In this paper we discuss the newly synthesized binuclear species [Cu₂(L^PY18)₂(μ_1,1-N₃)₂(N₃)₂] (1) and [Cu₂(L^PY18)₂(μ_1,3-SCN)₂(NCS)₂] (2), as obtained from the monometallic precursor [Cu(L^PY18)Br₂]. These gemini metallosurfactants incorporate metal/anion cascade cores and are investigated by experimental and theoretical methods. Diagnostic IR stretches support the presence of μ_1,1-bridged (end-on, 2075 cm⁻¹) azide groups in 1 and μ_1,3-bridged (end-to-end, 2117 cm⁻¹) thiocyanate groups in 2. Anion-to-copper LMCT electronic processes at 390 and 440 nm for 1 and at 415 nm for 2 reinforce the nature of the metal/anion cascade cores. Both species are redox-active, magnetically uncoupled due to poor orbital overlap, and robust in the presence of strongly coordinating solvents.
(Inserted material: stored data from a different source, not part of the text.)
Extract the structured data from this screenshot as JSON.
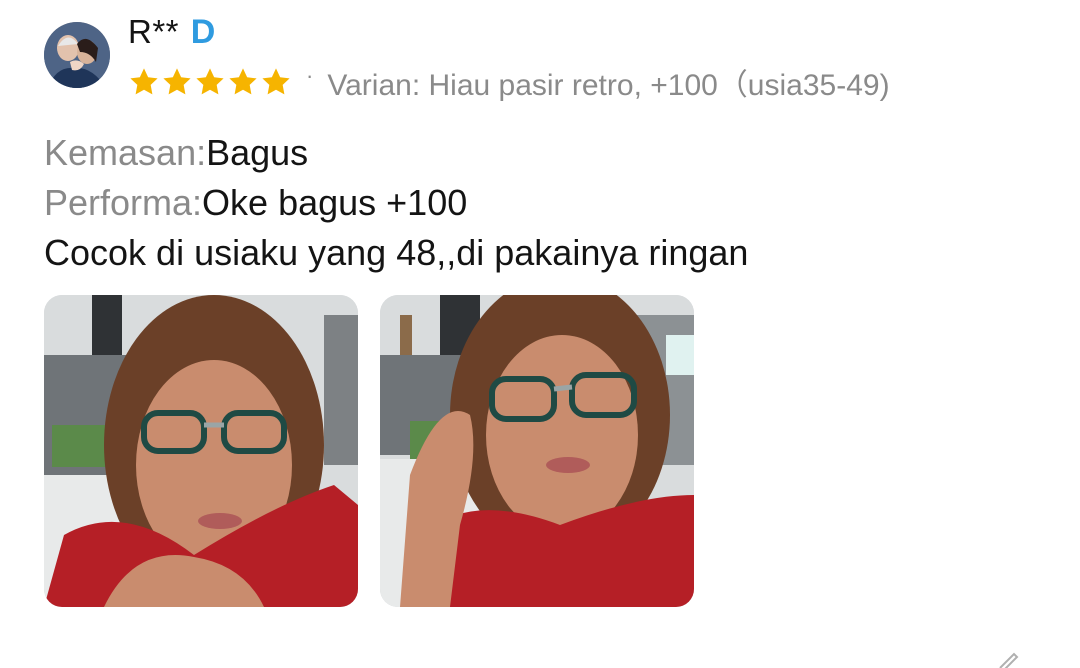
{
  "review": {
    "username": "R**",
    "badge_letter": "D",
    "rating": 5,
    "variant_text": "Varian: Hiau pasir retro, +100（usia35-49)",
    "lines": [
      {
        "label": "Kemasan:",
        "value": "Bagus"
      },
      {
        "label": "Performa:",
        "value": "Oke bagus +100"
      },
      {
        "label": "",
        "value": "Cocok di usiaku yang 48,,di pakainya ringan"
      }
    ],
    "photos": [
      {
        "icon": "review-photo-1"
      },
      {
        "icon": "review-photo-2"
      }
    ]
  },
  "colors": {
    "star": "#f6b400",
    "badge": "#2f9be0",
    "muted_text": "#8a8a8a",
    "text": "#141414",
    "shirt": "#b51f26"
  }
}
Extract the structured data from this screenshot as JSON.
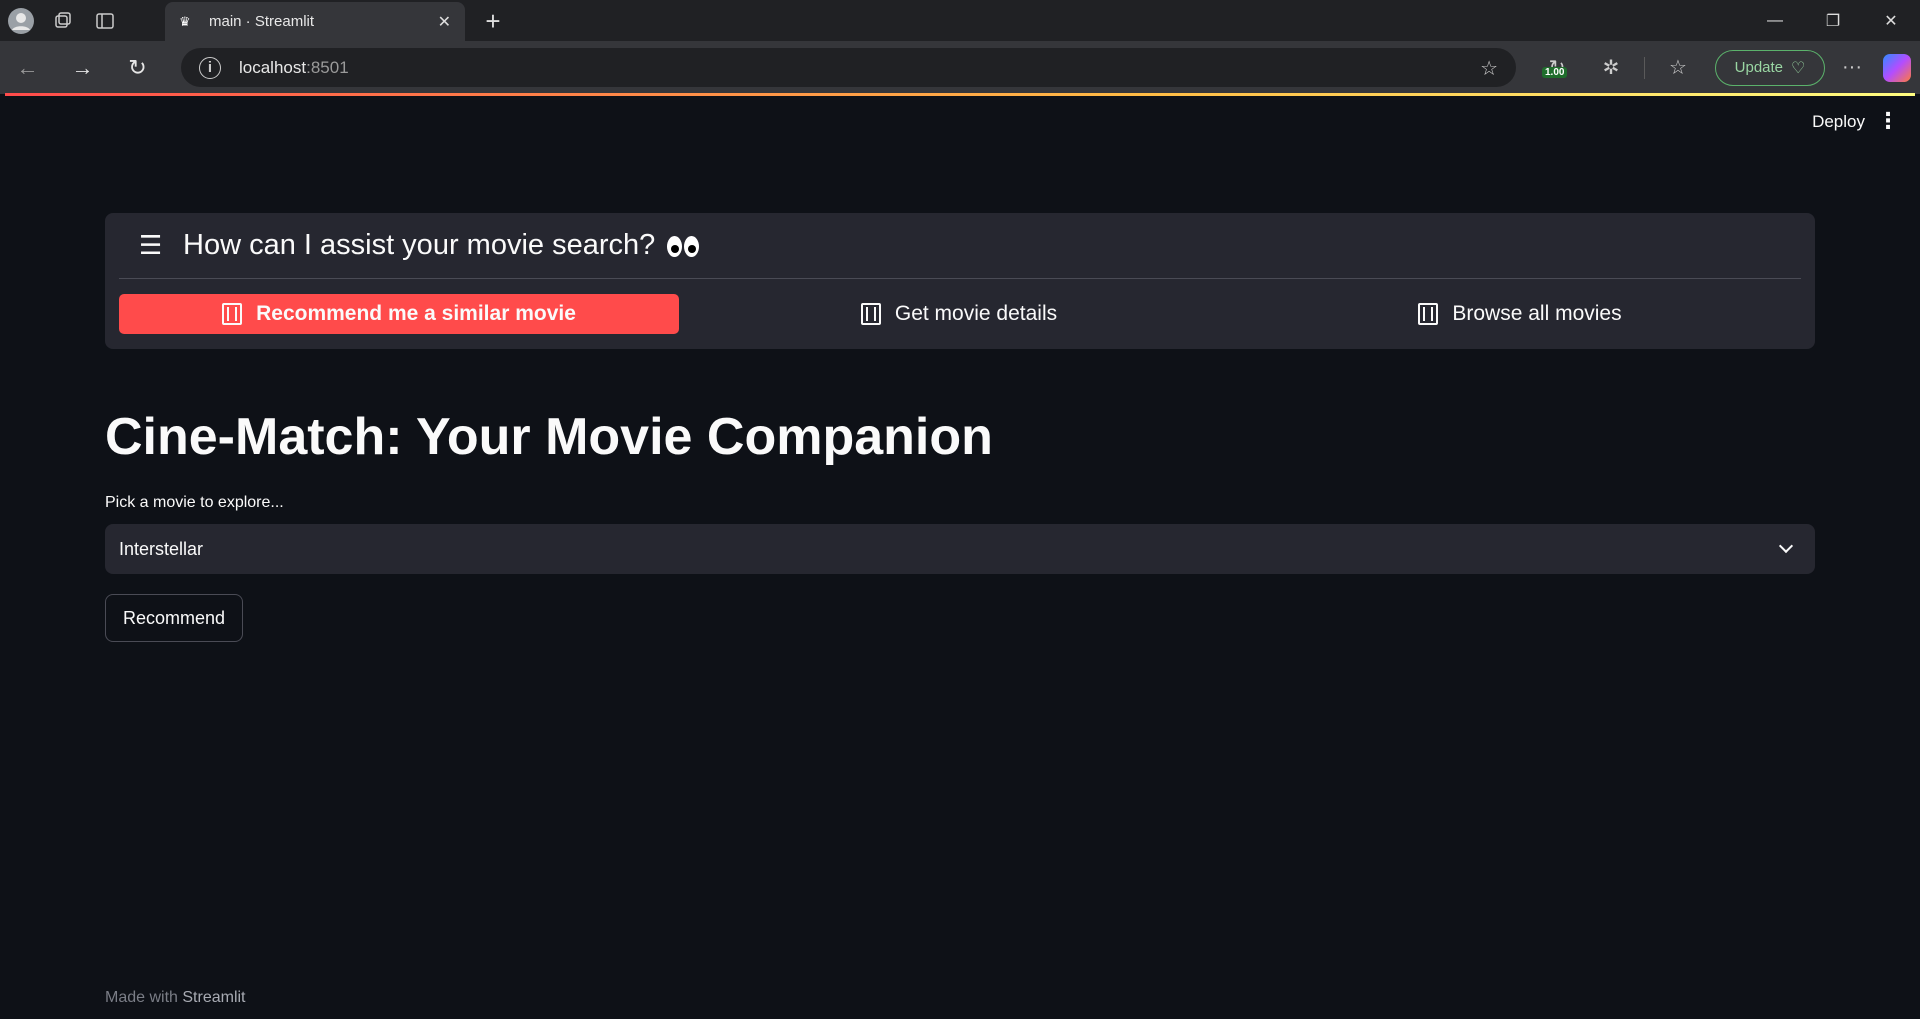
{
  "browser": {
    "tab_title": "main · Streamlit",
    "url_host": "localhost",
    "url_port": ":8501",
    "extension_badge": "1.00",
    "update_label": "Update"
  },
  "header": {
    "deploy_label": "Deploy"
  },
  "option_menu": {
    "title": "How can I assist your movie search?",
    "items": [
      {
        "label": "Recommend me a similar movie",
        "active": true
      },
      {
        "label": "Get movie details",
        "active": false
      },
      {
        "label": "Browse all movies",
        "active": false
      }
    ],
    "active_color": "#ff4b4b"
  },
  "main": {
    "title": "Cine-Match: Your Movie Companion",
    "select_label": "Pick a movie to explore...",
    "selected_movie": "Interstellar",
    "recommend_label": "Recommend"
  },
  "footer": {
    "prefix": "Made with",
    "brand": "Streamlit"
  },
  "icons": {
    "menu": "hamburger-icon",
    "menu_item": "film-icon",
    "emoji": "eyes-emoji"
  }
}
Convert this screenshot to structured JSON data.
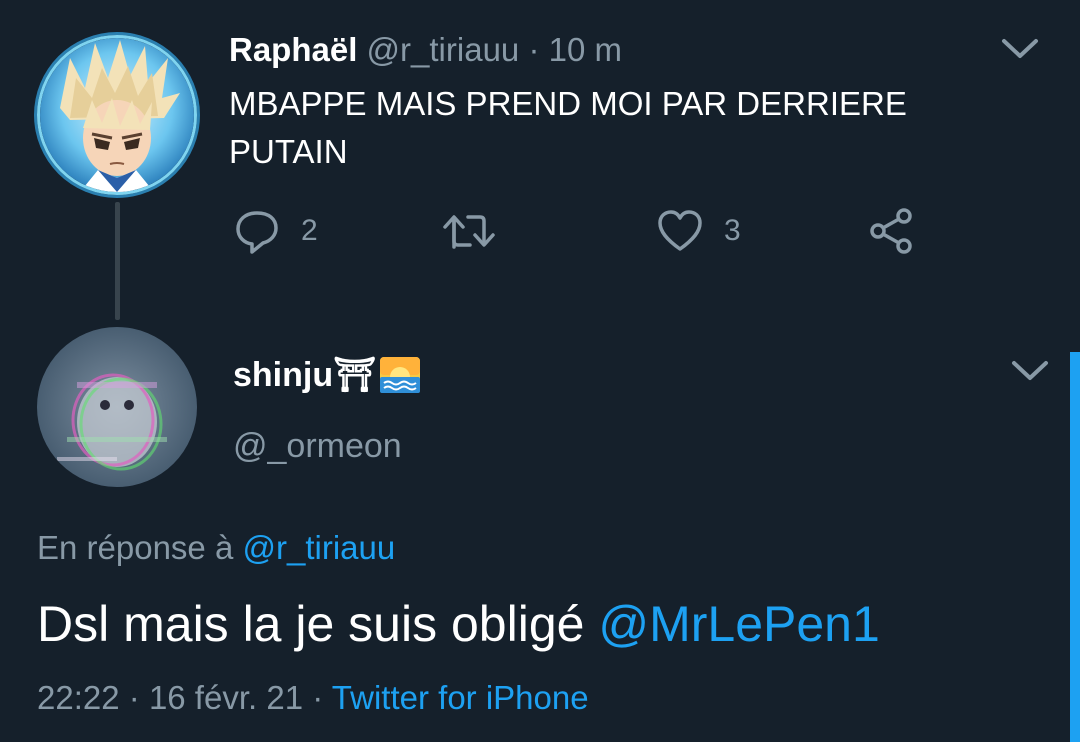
{
  "parent_tweet": {
    "display_name": "Raphaël",
    "handle": "@r_tiriauu",
    "separator": "·",
    "time": "10 m",
    "text": "MBAPPE MAIS PREND MOI PAR DERRIERE\nPUTAIN",
    "reply_count": "2",
    "like_count": "3",
    "avatar_icon": "anime-character-avatar",
    "menu_icon": "chevron-down-icon"
  },
  "reply_tweet": {
    "display_name": "shinju⛩",
    "handle": "@_ormeon",
    "avatar_icon": "glitch-art-avatar",
    "in_reply_label": "En réponse à",
    "in_reply_handle": "@r_tiriauu",
    "text_prefix": "Dsl mais la je suis obligé ",
    "text_mention": "@MrLePen1",
    "time": "22:22",
    "separator": "·",
    "date": "16 févr. 21",
    "source": "Twitter for iPhone",
    "menu_icon": "chevron-down-icon"
  },
  "colors": {
    "background": "#15202b",
    "text_primary": "#ffffff",
    "text_secondary": "#8899a6",
    "accent": "#1da1f2",
    "thread_line": "#38444d"
  }
}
At the air–water interface, 1 and 2 yield Langmuir films with high collapse pressures of ca. 60 mN m⁻¹. Domain formation is considerably less extensive than that observed for the related monometallic precursor and the average molecular areas are in good agreement with their modeled molecular size. The resulting Langmuir–Blodgett films are isolated on silica substrates and investigated using IR-reflectance/absorbance spectroscopy.